Os moradores não foram consultados e lembram que a Praia das Palmeiras não pode ser considerada como um ambiente degradado ou erodido, que necessite de intervenção. Pelo contrário, a orla se encontra íntegra e é coberta por um gramado natural que faz do local um dos recantos mais encantadores da cidade, atraindo grande público nos finais de semana e feriados.
Vanderson Bento, secretário de Obras, afirmou em reunião com moradores, no dia 13 de junho de 2023, que o objetivo é “desafogar a Praia do Forte, que fica muito cheia no verão. E criar um lugar para casamentos e outros eventos”.
secretário, que iniciou a reunião pedindo aos moradores que “tivessem educação e não se exaltassem”, perdeu a compostura durante a apresentação do Biólogo Bernardo Bastos, chegando até mesmo a ameaçar a secretária de Meio Ambiente de perda do cargo, uma vez que estaria “desobedecendo o prefeito”, ao acatar as considerações dos moradores.
Reclamou da ausência de vozes favoráveis, o que teria tornado a reunião “parcial”. Na plateia estavam presentes, o engenheiro responsável pela obra, diversos funcionários da secretaria de Obras, o INEA e uma representante da empresa encarregada pelo serviço. Todos permaneceram em silêncio. E, foi alertado pela secretária de Meio Ambiente, Rosalice Fernandes que todos os órgãos ambientais de interesse, como CILSJ e Comitês diversos, foram convidados e não compareceram.
Questionado sobre o projeto, declarou que “me mostraram o projeto e eu achei bonito”, demostrando total ignorância sobre a necessidade de estudos ambientais para tamanha intervenção. Encurralado, repetiu inúmeras vezes: “Eu só espalho a areia”, apontando o INEA como o responsável pelas questões técnicas e ambientais.

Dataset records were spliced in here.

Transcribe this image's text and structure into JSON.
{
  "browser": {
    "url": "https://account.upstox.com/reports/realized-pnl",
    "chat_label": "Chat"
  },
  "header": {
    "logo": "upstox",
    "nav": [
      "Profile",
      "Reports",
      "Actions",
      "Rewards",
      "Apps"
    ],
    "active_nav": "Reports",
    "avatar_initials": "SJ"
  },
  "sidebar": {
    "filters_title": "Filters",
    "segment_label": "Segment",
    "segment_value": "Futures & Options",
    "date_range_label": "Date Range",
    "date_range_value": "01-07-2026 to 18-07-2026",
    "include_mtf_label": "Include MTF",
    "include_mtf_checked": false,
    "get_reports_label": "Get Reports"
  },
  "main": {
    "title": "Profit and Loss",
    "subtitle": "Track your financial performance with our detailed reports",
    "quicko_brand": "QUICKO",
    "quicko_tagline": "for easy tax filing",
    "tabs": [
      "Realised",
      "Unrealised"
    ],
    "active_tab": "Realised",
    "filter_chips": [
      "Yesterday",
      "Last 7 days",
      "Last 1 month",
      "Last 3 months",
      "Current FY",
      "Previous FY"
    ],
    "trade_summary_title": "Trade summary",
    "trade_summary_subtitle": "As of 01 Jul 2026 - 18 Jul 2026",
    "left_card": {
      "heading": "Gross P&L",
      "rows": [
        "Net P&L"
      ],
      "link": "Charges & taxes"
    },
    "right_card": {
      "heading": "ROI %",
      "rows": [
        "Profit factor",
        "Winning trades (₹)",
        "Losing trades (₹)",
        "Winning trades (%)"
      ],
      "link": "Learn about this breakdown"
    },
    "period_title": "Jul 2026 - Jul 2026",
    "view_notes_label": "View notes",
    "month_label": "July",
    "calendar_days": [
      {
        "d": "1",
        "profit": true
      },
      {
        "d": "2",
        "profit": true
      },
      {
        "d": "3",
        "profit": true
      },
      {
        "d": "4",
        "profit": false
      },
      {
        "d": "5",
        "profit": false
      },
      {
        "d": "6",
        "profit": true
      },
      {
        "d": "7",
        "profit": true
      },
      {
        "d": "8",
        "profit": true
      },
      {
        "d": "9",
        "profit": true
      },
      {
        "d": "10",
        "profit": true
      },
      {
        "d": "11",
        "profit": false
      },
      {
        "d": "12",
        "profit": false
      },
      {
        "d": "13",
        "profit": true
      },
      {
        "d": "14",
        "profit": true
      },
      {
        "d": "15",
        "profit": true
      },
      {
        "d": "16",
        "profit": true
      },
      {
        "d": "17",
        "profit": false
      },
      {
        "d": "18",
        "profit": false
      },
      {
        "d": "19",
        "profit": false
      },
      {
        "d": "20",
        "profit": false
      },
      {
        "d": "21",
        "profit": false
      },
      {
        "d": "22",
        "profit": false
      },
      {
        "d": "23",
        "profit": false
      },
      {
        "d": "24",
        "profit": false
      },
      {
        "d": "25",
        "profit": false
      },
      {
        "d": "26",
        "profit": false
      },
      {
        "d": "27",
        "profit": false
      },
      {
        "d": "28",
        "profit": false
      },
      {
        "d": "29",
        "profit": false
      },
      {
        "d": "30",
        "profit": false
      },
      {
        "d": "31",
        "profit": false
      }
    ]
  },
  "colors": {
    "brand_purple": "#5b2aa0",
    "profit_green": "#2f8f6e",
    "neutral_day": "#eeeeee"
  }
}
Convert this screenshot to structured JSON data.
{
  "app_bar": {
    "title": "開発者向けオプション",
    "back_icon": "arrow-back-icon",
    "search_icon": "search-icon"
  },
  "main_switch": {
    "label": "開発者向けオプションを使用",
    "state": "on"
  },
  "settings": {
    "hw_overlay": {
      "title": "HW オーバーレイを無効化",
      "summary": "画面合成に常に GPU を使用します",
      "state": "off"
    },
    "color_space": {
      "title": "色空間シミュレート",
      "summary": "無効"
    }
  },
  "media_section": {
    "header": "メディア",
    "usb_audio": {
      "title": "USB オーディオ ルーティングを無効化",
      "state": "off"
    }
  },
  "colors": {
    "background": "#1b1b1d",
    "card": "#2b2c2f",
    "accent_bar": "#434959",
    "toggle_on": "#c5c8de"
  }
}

Ainda durante a reunião, a secretaria de Meio Ambiente entregou ofício, em mãos, ao secretário e ao representante do INEA, recomendando a paralisação imediata das obras até que todas as dúvidas sejam esclarecidas. Na mesma reunião, foi apresentado, também, manifestação do MPF – Ministério Público Federal, solicitando a apresentação das licenças e estudos necessários. O secretário, reagiu dizendo: “Vou pensar”.
Secretaria de Meio Ambiente recua
Apesar do forte posicionamento na reunião do dia 13, a secretaria de Meio Ambiente recuou da decisão tomada, voltando a permitir a intervenção no dia 14.
O vereador Roberto de Jesus, que também participou da reunião na prefeitura, explicou que estava acompanhando o caso como presidente da Comissão de Meio Ambiente da Câmara, e juntou-se aos moradores na tentativa de interromper a dragagem reiniciada nas Palmeiras.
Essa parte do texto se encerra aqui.